JAKARTA- Badan Urusan Legislasi Daerah (BULD) Dewan Perwakilan Daerah Republik Indonesia (DPD RI) menggelar Rapat Dengar Pendapat (RDP) dengan tiga kementerian di Ruang Rapat Sriwijaya, Gedung B DPD RI, Senayan, Jakarta, Rabu (12/2/2025).
Fokus utama diskusi adalah masih lemahnya sinkronisasi perencanaan pembangunan antara desa, sektor, dan daerah, yang menghambat efektivitas implementasi kebijakan di tingkat desa.
Rapat ini dipimpin oleh Ketua BULD DPD RI, Stefanus BAN Liow, bersama tiga Wakil Ketua, Abdul Hamid, Marthin Billa, dan Agita Nurfianti.

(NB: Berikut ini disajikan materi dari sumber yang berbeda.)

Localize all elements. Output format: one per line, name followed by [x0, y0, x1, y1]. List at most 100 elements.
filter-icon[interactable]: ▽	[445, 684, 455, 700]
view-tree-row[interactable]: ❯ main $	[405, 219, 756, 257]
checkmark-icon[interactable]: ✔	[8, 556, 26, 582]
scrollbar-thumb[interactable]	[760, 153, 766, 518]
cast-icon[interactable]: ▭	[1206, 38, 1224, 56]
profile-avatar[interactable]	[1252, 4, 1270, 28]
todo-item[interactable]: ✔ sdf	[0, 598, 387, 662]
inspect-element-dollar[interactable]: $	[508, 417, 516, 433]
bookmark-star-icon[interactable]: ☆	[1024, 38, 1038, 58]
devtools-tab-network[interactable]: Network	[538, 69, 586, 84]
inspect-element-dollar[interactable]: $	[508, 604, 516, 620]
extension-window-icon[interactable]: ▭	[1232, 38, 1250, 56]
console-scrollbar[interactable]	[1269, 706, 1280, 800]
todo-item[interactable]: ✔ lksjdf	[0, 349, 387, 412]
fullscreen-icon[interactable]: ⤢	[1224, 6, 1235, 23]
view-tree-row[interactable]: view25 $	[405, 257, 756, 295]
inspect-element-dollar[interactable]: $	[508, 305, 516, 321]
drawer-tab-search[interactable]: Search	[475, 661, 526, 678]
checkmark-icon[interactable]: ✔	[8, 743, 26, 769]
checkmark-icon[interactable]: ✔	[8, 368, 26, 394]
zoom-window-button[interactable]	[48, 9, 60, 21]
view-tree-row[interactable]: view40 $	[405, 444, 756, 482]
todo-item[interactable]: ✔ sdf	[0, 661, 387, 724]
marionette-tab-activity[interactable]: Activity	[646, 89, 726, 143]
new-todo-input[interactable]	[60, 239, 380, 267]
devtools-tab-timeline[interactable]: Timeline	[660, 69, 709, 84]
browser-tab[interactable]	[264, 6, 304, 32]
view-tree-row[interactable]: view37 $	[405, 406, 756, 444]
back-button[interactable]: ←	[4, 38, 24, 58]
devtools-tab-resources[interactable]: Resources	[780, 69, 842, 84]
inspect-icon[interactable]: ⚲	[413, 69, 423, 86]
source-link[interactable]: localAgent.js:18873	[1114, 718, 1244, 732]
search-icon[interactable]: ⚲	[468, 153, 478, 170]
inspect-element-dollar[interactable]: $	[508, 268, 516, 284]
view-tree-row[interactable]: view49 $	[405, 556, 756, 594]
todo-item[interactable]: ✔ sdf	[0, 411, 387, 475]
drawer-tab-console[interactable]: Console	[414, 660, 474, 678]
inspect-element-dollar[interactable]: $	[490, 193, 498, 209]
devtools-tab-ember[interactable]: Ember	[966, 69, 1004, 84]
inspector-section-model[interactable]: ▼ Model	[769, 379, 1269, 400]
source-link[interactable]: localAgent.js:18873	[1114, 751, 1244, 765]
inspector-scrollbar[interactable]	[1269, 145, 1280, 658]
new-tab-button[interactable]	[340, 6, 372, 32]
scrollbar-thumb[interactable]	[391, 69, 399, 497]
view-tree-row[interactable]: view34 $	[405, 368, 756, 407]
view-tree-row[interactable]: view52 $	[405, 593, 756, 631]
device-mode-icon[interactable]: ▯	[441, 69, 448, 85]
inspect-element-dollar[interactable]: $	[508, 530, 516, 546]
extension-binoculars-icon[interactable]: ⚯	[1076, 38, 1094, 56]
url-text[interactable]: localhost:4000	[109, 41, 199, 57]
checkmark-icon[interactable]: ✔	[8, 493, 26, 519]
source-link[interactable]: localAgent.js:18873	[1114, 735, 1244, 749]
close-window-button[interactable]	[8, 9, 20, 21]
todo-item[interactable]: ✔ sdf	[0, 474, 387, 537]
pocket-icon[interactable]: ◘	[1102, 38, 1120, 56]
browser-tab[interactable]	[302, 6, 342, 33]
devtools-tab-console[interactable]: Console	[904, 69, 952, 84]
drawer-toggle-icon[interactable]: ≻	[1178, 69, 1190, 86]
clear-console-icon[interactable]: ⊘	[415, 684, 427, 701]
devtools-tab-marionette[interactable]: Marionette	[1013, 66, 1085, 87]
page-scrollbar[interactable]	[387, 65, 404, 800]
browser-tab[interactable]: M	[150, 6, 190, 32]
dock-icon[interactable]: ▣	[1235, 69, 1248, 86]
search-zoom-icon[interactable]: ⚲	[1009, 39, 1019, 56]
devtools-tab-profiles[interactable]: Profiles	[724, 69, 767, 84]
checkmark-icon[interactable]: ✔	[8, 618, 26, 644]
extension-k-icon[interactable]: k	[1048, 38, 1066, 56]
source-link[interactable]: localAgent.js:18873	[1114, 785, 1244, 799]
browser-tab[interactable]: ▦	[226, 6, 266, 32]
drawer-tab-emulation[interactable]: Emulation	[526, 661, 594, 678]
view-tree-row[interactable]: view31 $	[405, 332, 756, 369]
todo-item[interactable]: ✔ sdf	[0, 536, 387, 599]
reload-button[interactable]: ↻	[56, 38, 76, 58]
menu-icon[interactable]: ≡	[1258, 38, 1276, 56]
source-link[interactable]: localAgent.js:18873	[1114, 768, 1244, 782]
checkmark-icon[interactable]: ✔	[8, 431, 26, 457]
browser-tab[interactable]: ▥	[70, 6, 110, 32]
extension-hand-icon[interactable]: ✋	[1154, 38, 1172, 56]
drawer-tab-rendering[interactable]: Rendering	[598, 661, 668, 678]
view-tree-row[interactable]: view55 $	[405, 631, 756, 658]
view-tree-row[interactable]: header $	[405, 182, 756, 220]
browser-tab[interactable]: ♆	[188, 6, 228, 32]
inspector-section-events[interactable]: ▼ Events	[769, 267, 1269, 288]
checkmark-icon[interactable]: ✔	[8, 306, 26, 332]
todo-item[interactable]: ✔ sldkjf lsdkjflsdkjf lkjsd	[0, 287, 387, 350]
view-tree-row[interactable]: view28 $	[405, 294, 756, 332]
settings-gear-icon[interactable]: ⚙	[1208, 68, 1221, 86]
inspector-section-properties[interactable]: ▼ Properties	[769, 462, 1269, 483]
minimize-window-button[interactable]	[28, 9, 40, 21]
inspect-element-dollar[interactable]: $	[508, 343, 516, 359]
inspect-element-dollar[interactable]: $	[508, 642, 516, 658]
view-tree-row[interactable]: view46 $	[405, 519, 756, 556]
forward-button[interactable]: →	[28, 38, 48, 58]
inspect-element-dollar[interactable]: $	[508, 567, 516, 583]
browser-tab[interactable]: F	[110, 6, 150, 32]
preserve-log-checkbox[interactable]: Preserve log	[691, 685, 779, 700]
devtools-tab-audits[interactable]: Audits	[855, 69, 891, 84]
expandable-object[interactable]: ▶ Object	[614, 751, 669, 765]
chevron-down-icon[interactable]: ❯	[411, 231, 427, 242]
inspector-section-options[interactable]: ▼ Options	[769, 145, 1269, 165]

Hadir sebagai narasumber La Ode Ahmad Pidana Bolombo (Dirjen Bina Pemdes Kemendagri), Dwi Rudi Hartoyo (Direktur Advokasi dan Kerjasama Desa Kemendesa PDT), serta Medrilzam (Deputi Bidang Pembangunan Kewilayahan Bappenas).
Deputi Bappenas, Medrilzam, menegaskan bahwa Undang-Undang Nomor 59 Tahun 2024 tentang RPJPN 2025-2045 telah dirancang untuk mendukung Visi Indonesia Emas 2045, namun pelaksanaannya masih menghadapi hambatan koordinasi.
“Indonesia Emas adalah tujuan bersama, tetapi tanpa sinkronisasi antara pusat dan daerah, efektivitas pembangunan akan terganggu,” ujarnya.
Medrilzam menyoroti bahwa hasil Musrenbang sering kali tidak terhubung dengan sektor terkait, terutama dalam hal pendanaan.
Untuk itu, Bappenas tengah menyiapkan transformasi forum konsultasi perencanaan pembangunan, serta mengintegrasikan sistem informasi perencanaan pusat dan daerah.
Dirjen Bina Pemdes Kemendagri, La Ode Ahmad Pidana Bolombo, mengungkapkan bahwa regulasi terkait perencanaan desa telah memadai, tetapi implementasinya masih belum optimal.
Ia menekankan pentingnya “bridging” antara RPJMN dan RPJMDes agar program nasional bisa benar-benar dirasakan di tingkat desa.
Selain itu, La Ode menegaskan perlunya peningkatan kapasitas aparatur desa dalam pengelolaan dana desa agar lebih efektif dan tepat sasaran.
Direktur Advokasi dan Kerjasama Desa Kemendesa PDT, Dwi Rudi Hartoyo, menegaskan bahwa desa saat ini bukan lagi objek, melainkan subyek pembangunan.
Oleh karena itu, sistem perencanaan desa harus berbasis data dan terintegrasi dengan sistem nasional.
“Kami terus mendorong penggunaan Indeks Desa untuk memantau efektivitas pembangunan di desa,” ungkapnya.
Ketua BULD DPD RI, Stefanus BAN Liow, menegaskan bahwa DPD RI mendorong penerbitan peraturan pelaksana yang lebih rinci untuk memastikan sinkronisasi antara desa, supra desa, dan pemerintah pusat.
“Kami mendukung otonomi dana desa agar tidak selalu bergantung pada keputusan pusat, namun tetap dalam koridor regulasi yang jelas,” tegasnya.
Para senator yang hadir, seperti Agustinus R. Kambuaya, Ismeth Abdullah, Mirah Midadan Fahmid, Elviana, hingga Abraham Liyanto, sepakat bahwa sinkronisasi perencanaan pembangunan masih jauh dari ideal.
Mereka menyoroti ketimpangan dalam distribusi anggaran serta lemahnya koordinasi antarinstansi dalam implementasi program di desa.